• naaashiokai

Homemade Blueberry Muffins

Golden, sweet and packed full of fresh blueberries! Yum!

Yield: [15 muffins]

Prep time: [10 mins]

Total time: [50 mins]


Plain flour | 350 g

Baking powder | 3 tsp

Salt | pinch

Castor sugar | 200 g

*Buttermilk | 250 ml

Vanilla extract | 1 tsp

Eggs | 2 eggs

Blueberries | 225 g

Demerara sugar | 1 tbsp.

Sunflower oil | 120 ml

*Tip! To make buttermilk, add 1.5 tablespoons of lemon juice to 250 ml of milk. Stir to combine and leave to sit out for roughly about 5 minutes until the milk begins to curdle.

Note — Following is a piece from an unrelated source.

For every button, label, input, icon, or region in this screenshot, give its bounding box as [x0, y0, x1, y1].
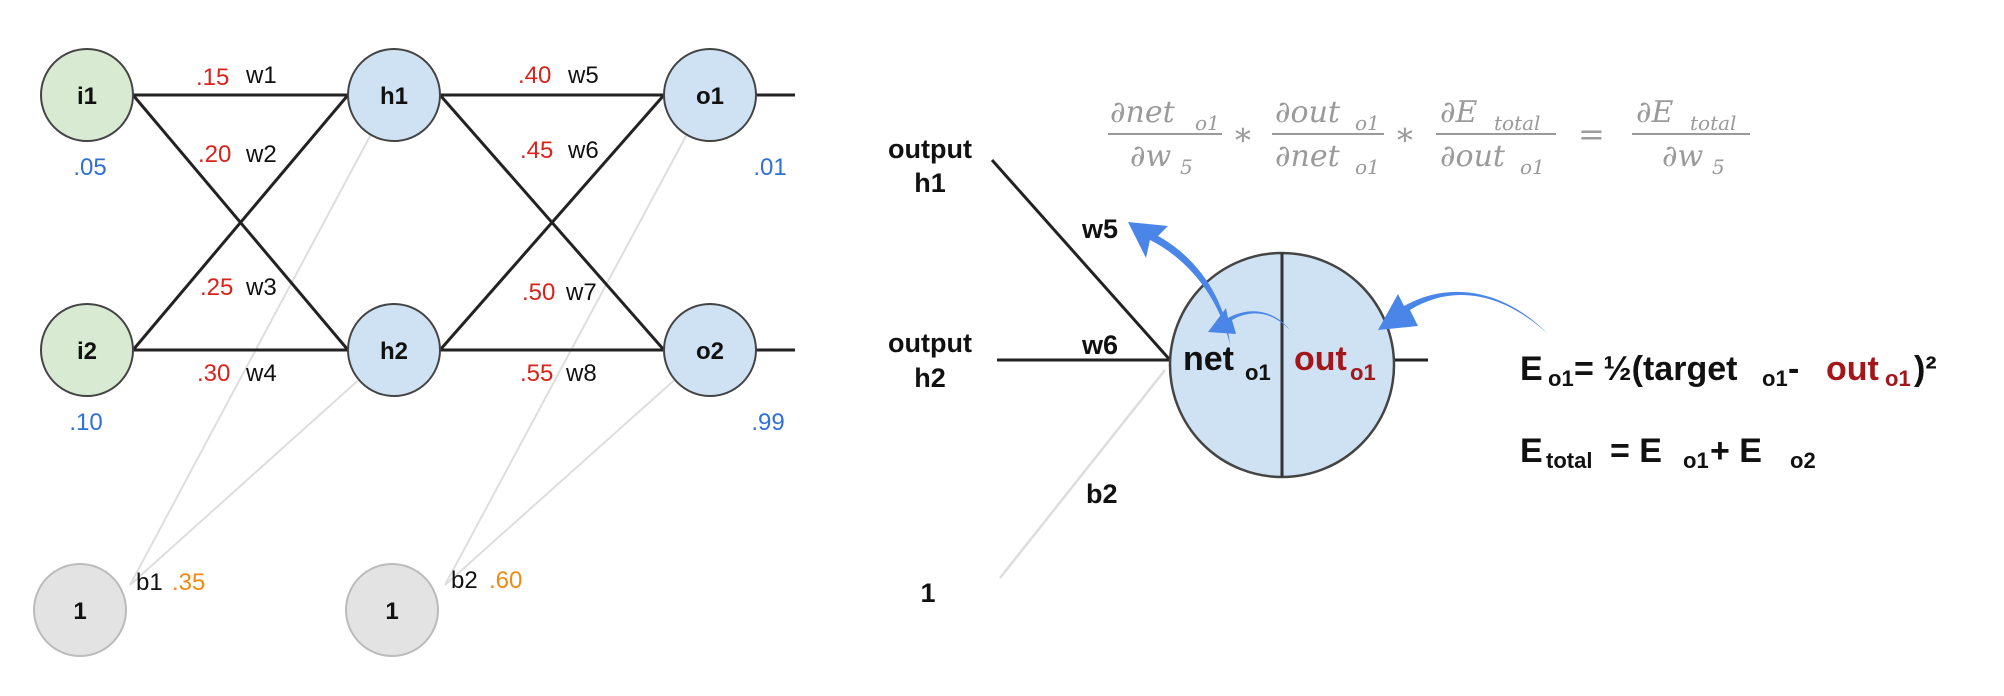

Preheat the oven at 220°c/gas mark 7. Fill a muffin tray with muffin cases and set aside. In a large bowl, mix together the flour, baking powder, salt and caster sugar. In a separate bowl or jug, whisk together the eggs, buttermilk, oil and vanilla extract. Pour the milk mixture into the flour mixture and gently fold until just combined. Add 170 g of blueberries to the batter and continue mixing until fully combined. Take care not to overwork the mixture as too much stirring will cause the muffins to be thick and chewy.

Using a spoon or ice-cream scoop, divide the mixture evenly between the muffin cases. Fill them up about ¾ of the way to avoid overflow when rising inside the oven. Add the left over blueberries on top of each muffin then sprinkle over each muffin with brown sugar.

Place the muffins into the oven and immediately turn down the heat to 180ºC. Bake the muffins for 25 minutes until risen and golden. To check if the insides of the muffins are ready, insert a toothpick into the centre of each muffin, if the toothpick comes out clean, the muffins are ready.

Allow the muffins to cool in the muffin tray for about 10 minutes before removing. After removing, allow the muffins to cool completely before serving.